27 de enero de 2021


 

VÍNCULOS Y RELACIONES SALUDABLES

Para una nueva educación

 

La organización y el funcionamiento del Perú, como muchos reconocen, ha sido desnudada por la pandemia al  mostrarnos una cruda realidad que en muchos aspectos nos perjudica. Sin embargo, por costumbre, como ciudadanos de una vieja normalidad, no queremos ver el pulso de la violencia producida por el tipo de sociedad y, por eso, siempre buscamos salidas a los problemas poniendo paños tibios. 

El daño del virus nos ha permitido ver con mayor nitidez la necesidad urgente de regenerar las viejas y débiles estructuras que soportan la vida política, sanitaria, educativa, judicial, económica, etc. en una práctica de desorden y corrupción como características de un Estado y sociedad en crisis.

Como ha dicho hace poco la historiadora Carmen Evoy "El Perú es un desorden controlado por momentos".  Las desigualdades e inequidades sociales forman parte del desorden estructural que se expresa en una dinámica social de violencia constante que, en muy pocos momentos de la historia, ha sido aplacada con progresos parciales producidos por presión de las demandas populares.

No existe capacidad del poder predominante actual para pensar en la construcción de una sociedad adecuadamente organizada en beneficio de todos. Incluso, el lento progreso que pueden estimular está limitado por los intereses de pocos, sobre todo, cuando los cambios que se producen permiten el ejercicio de los derechos ciudadanos.

Por lo tanto, nuestra condición de educadores y, al mismo tiempo, de ciudadanos nos exige acentuar el avance por cuenta propia construyendo identidad, autoestima y autonomía en el quehacer educativo y social, de cara a una realidad que es defendida con uñas y dientes por poderes de pocos. 

La cultura de la política conformista del “mientras tanto”, del “voto por el mal menor” o del “que robe pero que haga obra” deben quedar proscritos del vocabulario y la práctica ciudadana pensando en un futuro de vida digna, pero actuando desde hoy con dignidad y coherencia.

En cada lugar de vida ciudadana, en el territorio más cercano, la reflexión y acción ciudadana puede ser construida colectivamente, en cooperación desde lo individual, Necesitamos una educación comunitaria, como un primer nivel de atención del sistema educativo, que unifique la esperanza y aleje la desesperanza y el conformismo, que articule lo desarticulado, que vincule lo que nunca ha debido estar separado por el juego de intereses mezquinos del poder.

El enriquecimiento de las interacciones sociales mediante vínculos y relaciones saludables impulsará el enriquecimiento de la educación y, con ello, el enriquecimiento de la gestión económica, política y social comunitarios.

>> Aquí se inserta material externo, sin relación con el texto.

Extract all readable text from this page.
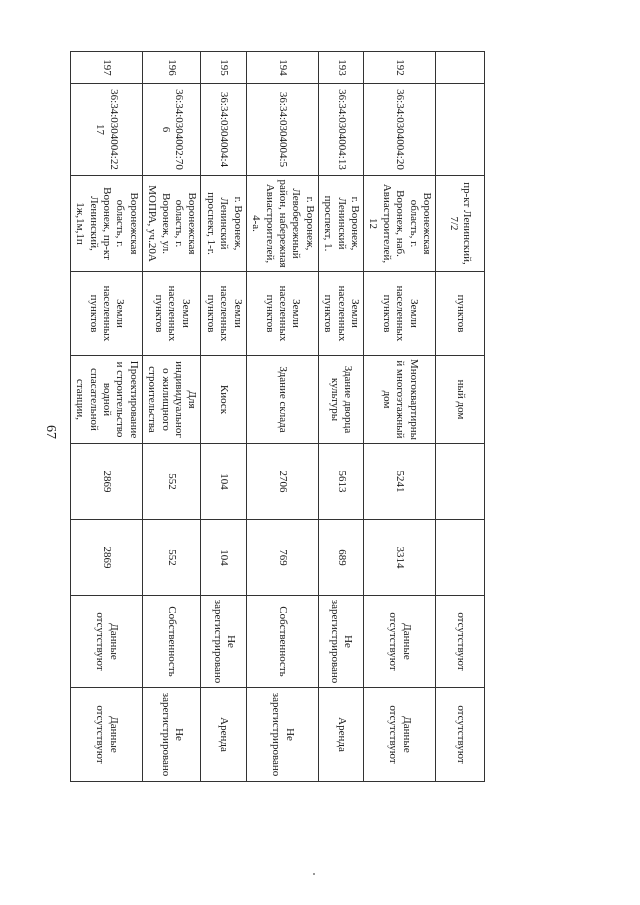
67
		пр-кт Ленинский, 7/2	пунктов	ный дом			отсутствуют	отсутствуют
192	36:34:0304004:20	Воронежская область, г. Воронеж, наб. Авиастроителей, 12	Земли населенных пунктов	Многоквартирный многоэтажный дом	5241	3314	Данные отсутствуют	Данные отсутствуют
193	36:34:0304004:13	г. Воронеж, Ленинский проспект, 1.	Земли населенных пунктов	Здание дворца культуры	5613	689	Не зарегистрировано	Аренда
194	36:34:0304004:5	г. Воронеж, Левобережный район, набережная Авиастроителей, 4-а.	Земли населенных пунктов	Здание склада	2706	769	Собственность	Не зарегистрировано
195	36:34:0304004:4	г. Воронеж, Ленинский проспект, 1-г.	Земли населенных пунктов	Киоск	104	104	Не зарегистрировано	Аренда
196	36:34:0304002:706	Воронежская область, г. Воронеж, ул. МОПРА, уч.20А	Земли населенных пунктов	Для индивидуального жилищного строительства	552	552	Собственность	Не зарегистрировано
197	36:34:0304004:2217	Воронежская область, г. Воронеж, пр-кт Ленинский, 1ж,1м,1п	Земли населенных пунктов	Проектирование и строительство водной спасательной станции,	2869	2869	Данные отсутствуют	Данные отсутствуют
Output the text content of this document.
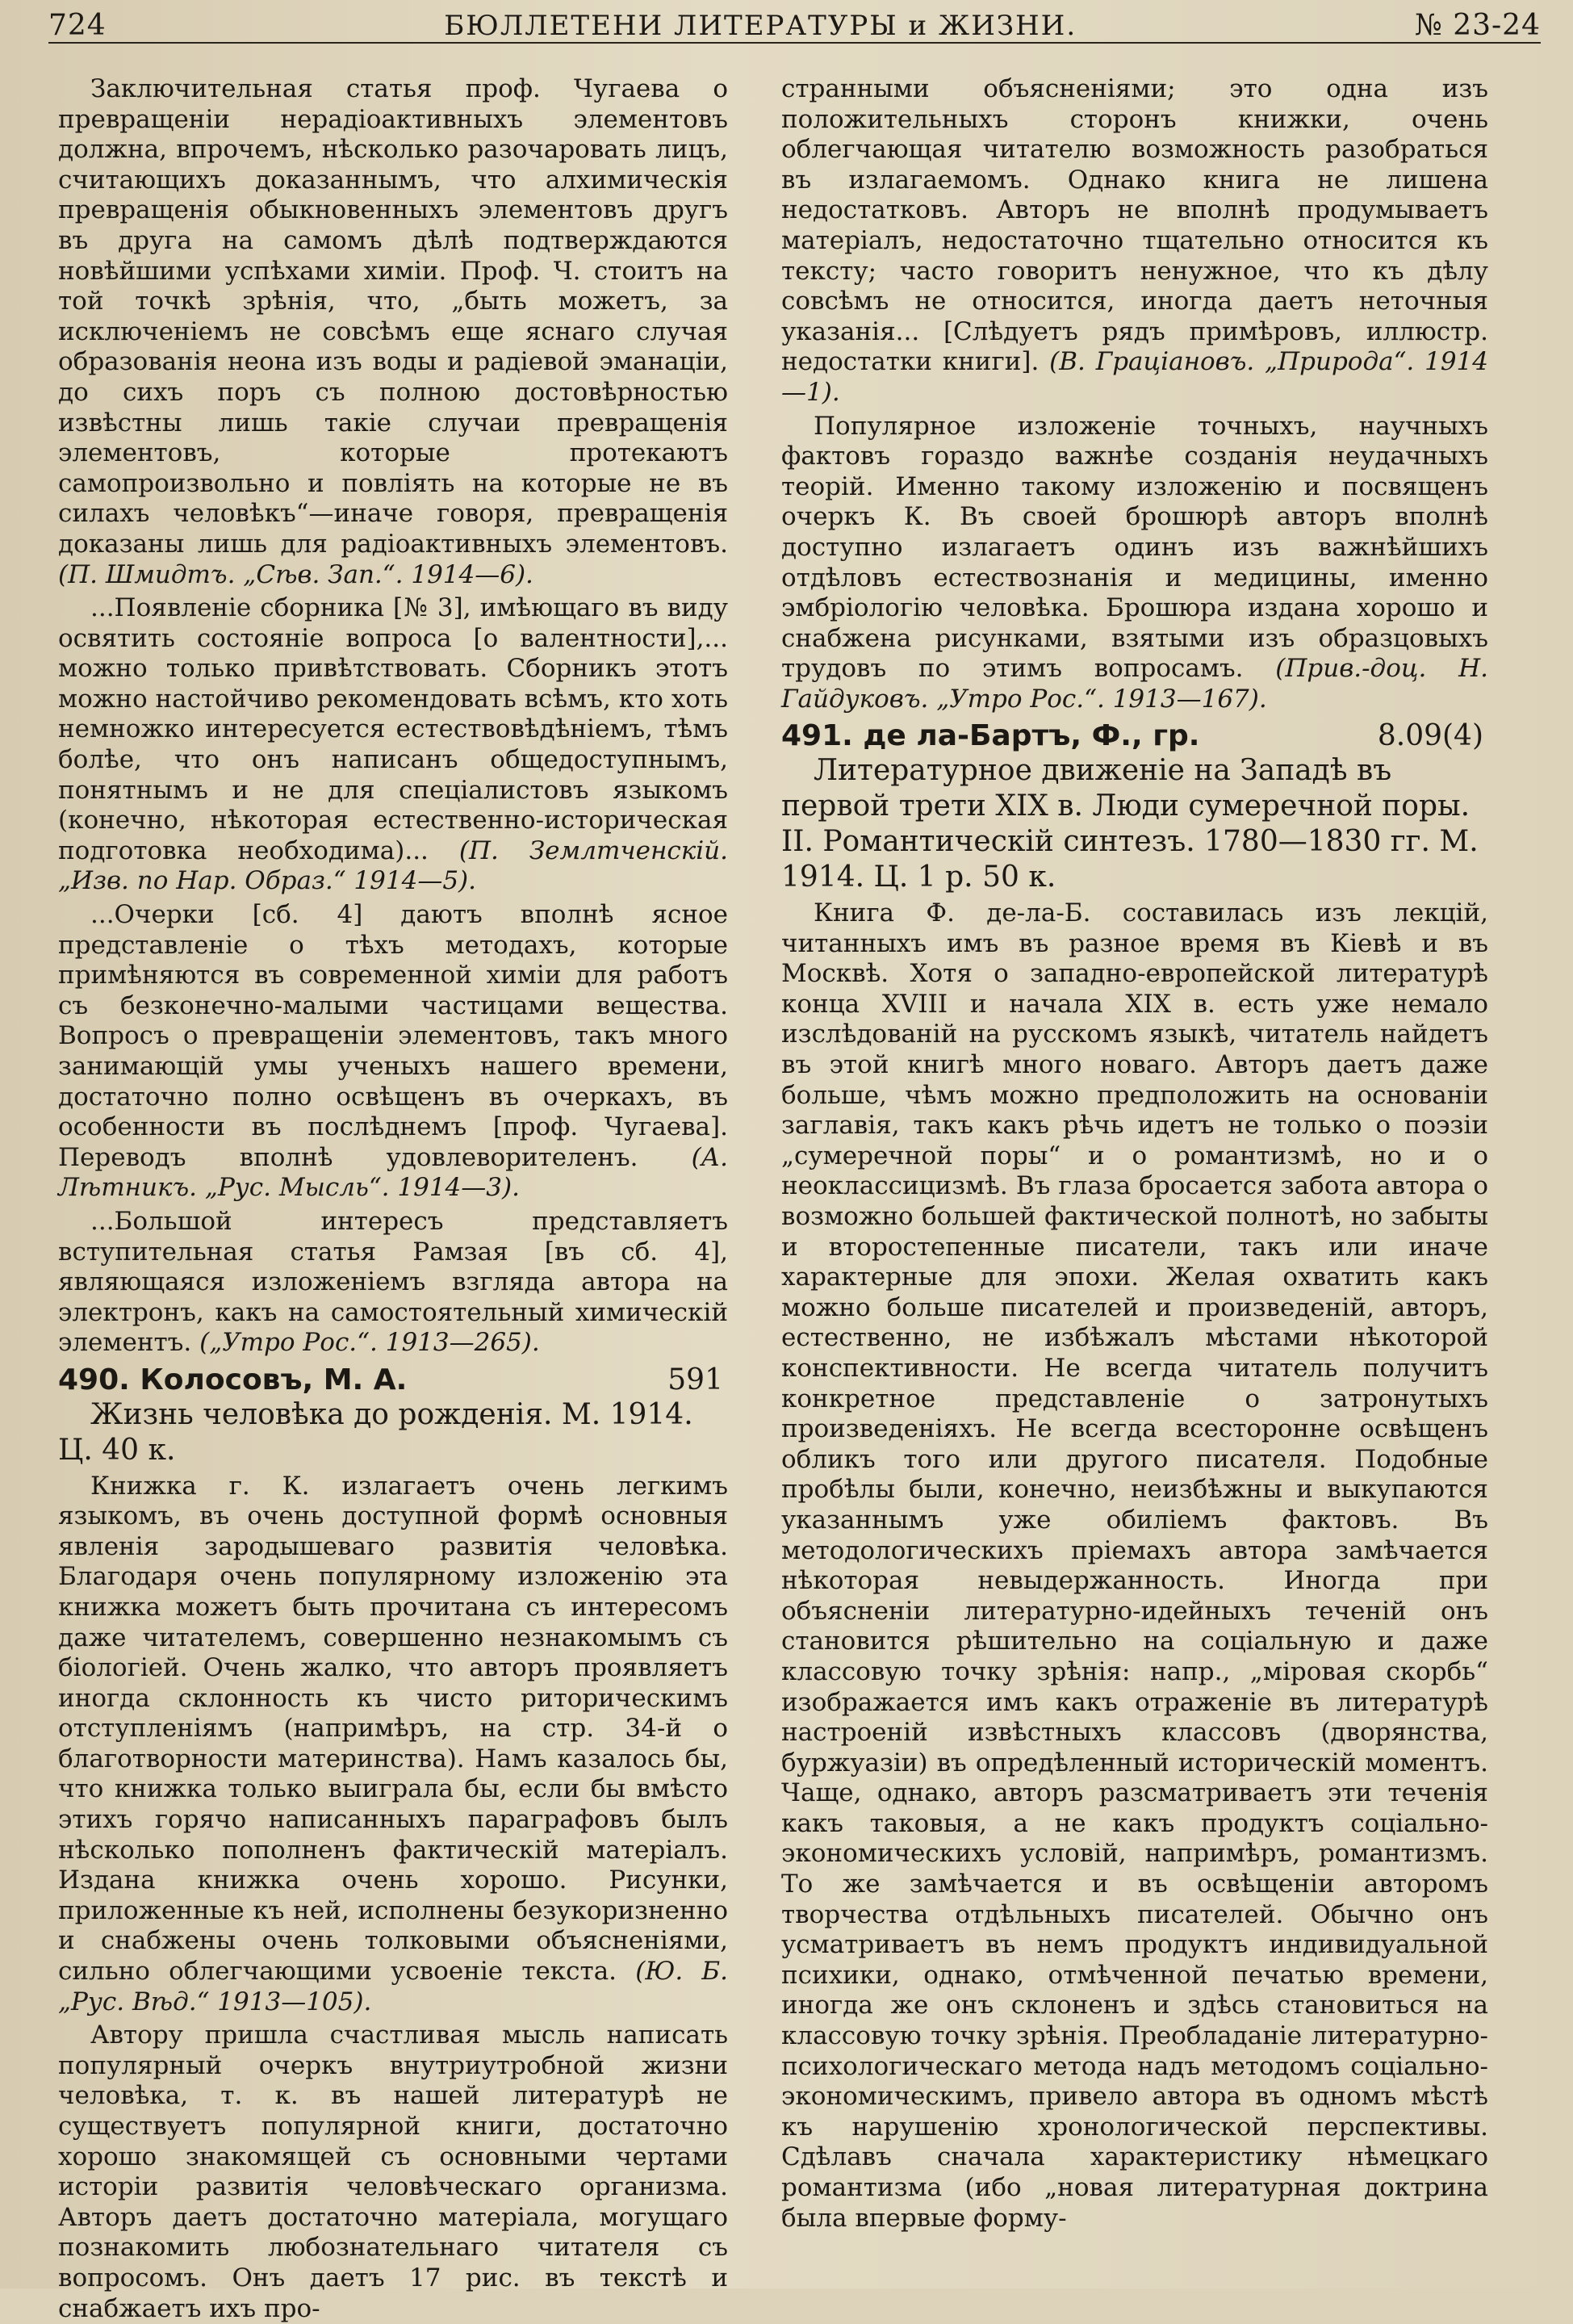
724	БЮЛЛЕТЕНИ ЛИТЕРАТУРЫ и ЖИЗНИ.	№ 23-24

Заключительная статья проф. Чугаева о превращенiи нерадiоактивныхъ элементовъ должна, впрочемъ, нѣсколько разочаровать лицъ, считающихъ доказаннымъ, что алхимическiя превращенiя обыкновенныхъ элементовъ другъ въ друга на самомъ дѣлѣ подтверждаются новѣйшими успѣхами химiи. Проф. Ч. стоитъ на той точкѣ зрѣнiя, что, „быть можетъ, за исключенiемъ не совсѣмъ еще яснаго случая образованiя неона изъ воды и радiевой эманацiи, до сихъ поръ съ полною достовѣрностью извѣстны лишь такiе случаи превращенiя элементовъ, которые протекаютъ самопроизвольно и повлiять на которые не въ силахъ человѣкъ“—иначе говоря, превращенiя доказаны лишь для радiоактивныхъ элементовъ. (П. Шмидтъ. „Сѣв. Зап.“. 1914—6).

...Появленiе сборника [№ 3], имѣющаго въ виду освятить состоянiе вопроса [о валентности],... можно только привѣтствовать. Сборникъ этотъ можно настойчиво рекомендовать всѣмъ, кто хоть немножко интересуется естествовѣдѣнiемъ, тѣмъ болѣе, что онъ написанъ общедоступнымъ, понятнымъ и не для спецiалистовъ языкомъ (конечно, нѣкоторая естественно-историческая подготовка необходима)... (П. Землтченскiй. „Изв. по Нар. Образ.“ 1914—5).

...Очерки [сб. 4] даютъ вполнѣ ясное представленiе о тѣхъ методахъ, которые примѣняются въ современной химiи для работъ съ безконечно-малыми частицами вещества. Вопросъ о превращенiи элементовъ, такъ много занимающiй умы ученыхъ нашего времени, достаточно полно освѣщенъ въ очеркахъ, въ особенности въ послѣднемъ [проф. Чугаева]. Переводъ вполнѣ удовлеворителенъ. (А. Лѣтникъ. „Рус. Мысль“. 1914—3).

...Большой интересъ представляетъ вступительная статья Рамзая [въ сб. 4], являющаяся изложенiемъ взгляда автора на электронъ, какъ на самостоятельный химическiй элементъ. („Утро Рос.“. 1913—265).

490. Колосовъ, М. А.	591

Жизнь человѣка до рожденiя. М. 1914. Ц. 40 к.

Книжка г. К. излагаетъ очень легкимъ языкомъ, въ очень доступной формѣ основныя явленiя зародышеваго развитiя человѣка. Благодаря очень популярному изложенiю эта книжка можетъ быть прочитана съ интересомъ даже читателемъ, совершенно незнакомымъ съ бiологiей. Очень жалко, что авторъ проявляетъ иногда склонность къ чисто риторическимъ отступленiямъ (напримѣръ, на стр. 34-й о благотворности материнства). Намъ казалось бы, что книжка только выиграла бы, если бы вмѣсто этихъ горячо написанныхъ параграфовъ былъ нѣсколько пополненъ фактическiй матерiалъ. Издана книжка очень хорошо. Рисунки, приложенные къ ней, исполнены безукоризненно и снабжены очень толковыми объясненiями, сильно облегчающими усвоенiе текста. (Ю. Б. „Рус. Вѣд.“ 1913—105).

Автору пришла счастливая мысль написать популярный очеркъ внутриутробной жизни человѣка, т. к. въ нашей литературѣ не существуетъ популярной книги, достаточно хорошо знакомящей съ основными чертами исторiи развитiя человѣческаго организма. Авторъ даетъ достаточно матерiала, могущаго познакомить любознательнаго читателя съ вопросомъ. Онъ даетъ 17 рис. въ текстѣ и снабжаетъ ихъ про-

странными объясненiями; это одна изъ положительныхъ сторонъ книжки, очень облегчающая читателю возможность разобраться въ излагаемомъ. Однако книга не лишена недостатковъ. Авторъ не вполнѣ продумываетъ матерiалъ, недостаточно тщательно относится къ тексту; часто говоритъ ненужное, что къ дѣлу совсѣмъ не относится, иногда даетъ неточныя указанiя... [Слѣдуетъ рядъ примѣровъ, иллюстр. недостатки книги]. (В. Грацiановъ. „Природа“. 1914—1).

Популярное изложенiе точныхъ, научныхъ фактовъ гораздо важнѣе созданiя неудачныхъ теорiй. Именно такому изложенiю и посвященъ очеркъ К. Въ своей брошюрѣ авторъ вполнѣ доступно излагаетъ одинъ изъ важнѣйшихъ отдѣловъ естествознанiя и медицины, именно эмбрiологiю человѣка. Брошюра издана хорошо и снабжена рисунками, взятыми изъ образцовыхъ трудовъ по этимъ вопросамъ. (Прив.-доц. Н. Гайдуковъ. „Утро Рос.“. 1913—167).

491. де ла-Бартъ, Ф., гр.	8.09(4)

Литературное движенiе на Западѣ въ первой трети XIX в. Люди сумеречной поры. II. Романтическiй синтезъ. 1780—1830 гг. М. 1914. Ц. 1 р. 50 к.

Книга Ф. де-ла-Б. составилась изъ лекцiй, читанныхъ имъ въ разное время въ Кiевѣ и въ Москвѣ. Хотя о западно-европейской литературѣ конца XVIII и начала XIX в. есть уже немало изслѣдованiй на русскомъ языкѣ, читатель найдетъ въ этой книгѣ много новаго. Авторъ даетъ даже больше, чѣмъ можно предположить на основанiи заглавiя, такъ какъ рѣчь идетъ не только о поэзiи „сумеречной поры“ и о романтизмѣ, но и о неоклассицизмѣ. Въ глаза бросается забота автора о возможно большей фактической полнотѣ, но забыты и второстепенные писатели, такъ или иначе характерные для эпохи. Желая охватить какъ можно больше писателей и произведенiй, авторъ, естественно, не избѣжалъ мѣстами нѣкоторой конспективности. Не всегда читатель получитъ конкретное представленiе о затронутыхъ произведенiяхъ. Не всегда всестороннe освѣщенъ обликъ того или другого писателя. Подобные пробѣлы были, конечно, неизбѣжны и выкупаются указаннымъ уже обилiемъ фактовъ. Въ методологическихъ прiемахъ автора замѣчается нѣкоторая невыдержанность. Иногда при объясненiи литературно-идейныхъ теченiй онъ становится рѣшительно на соцiальную и даже классовую точку зрѣнiя: напр., „мiровая скорбь“ изображается имъ какъ отраженiе въ литературѣ настроенiй извѣстныхъ классовъ (дворянства, буржуазiи) въ опредѣленный историческiй моментъ. Чаще, однако, авторъ разсматриваетъ эти теченiя какъ таковыя, а не какъ продуктъ соцiально-экономическихъ условiй, напримѣръ, романтизмъ. То же замѣчается и въ освѣщенiи авторомъ творчества отдѣльныхъ писателей. Обычно онъ усматриваетъ въ немъ продуктъ индивидуальной психики, однако, отмѣченной печатью времени, иногда же онъ склоненъ и здѣсь становиться на классовую точку зрѣнiя. Преобладанiе литературно-психологическаго метода надъ методомъ соцiально-экономическимъ, привело автора въ одномъ мѣстѣ къ нарушенiю хронологической перспективы. Сдѣлавъ сначала характеристику нѣмецкаго романтизма (ибо „новая литературная доктрина была впервые форму-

En el trayecto y tomando conciencia de la pertenencia local y de la indispensable labor ciudadana podemos vincular el sistema escolar con el contexto local, regional, nacional y mundial en favor de la organización de un verdadero sistema educativo ciudadano comunitario, en todos los territorios del Perú. Así la formalidad de las escuelas podrá nutrirse de un aprendizaje abierto a las experiencias vitales de cada uno, con la flexibilidad que exige una heterogénea cultura y condiciones de existencia, en aplicación de los vínculos del aprendizaje con el método científico llevado a la praxis, como núcleo central de la regeneración educativa e institucional.

La escuela puede vincularse con otras escuelas del lugar para sumar esfuerzos y actuar juntos desde la identificación de las necesidades, intereses y expectativas de los ciudadanos y organizar sus propuestas de aprendizaje como procesos pedagógicos democráticos y liberadores. Igualmente las escuelas, de manera protagónica, pueden juntarse con los municipios y demás instituciones del Estado local y las organizaciones civiles para vincular el desarrollo humano sostenible con el desarrollo local, hacia una nueva modernidad en la que como ciudadanos vamos decidiendo por cuenta propia nuestra vida cotidiana y las características de las estructuras políticas, económicas, jurídicas, educativas, que deseamos.

El esfuerzo es grande, sobre todo porque estamos acostumbrados a la vieja modernidad y nos cuesta salir de ella. Sin embargo, debemos tomar conciencia del papel que debemos jugar como ciudadanos que se empoderan con los aprendizajes de competencias pertinentes y significativas en nuestra condición de individuos sociales.

La opción que nos corresponde es asumir los retos de una nueva educación o seguir como depositarios de promesas que, como siempre, se las lleva el viento y nos desilusiona.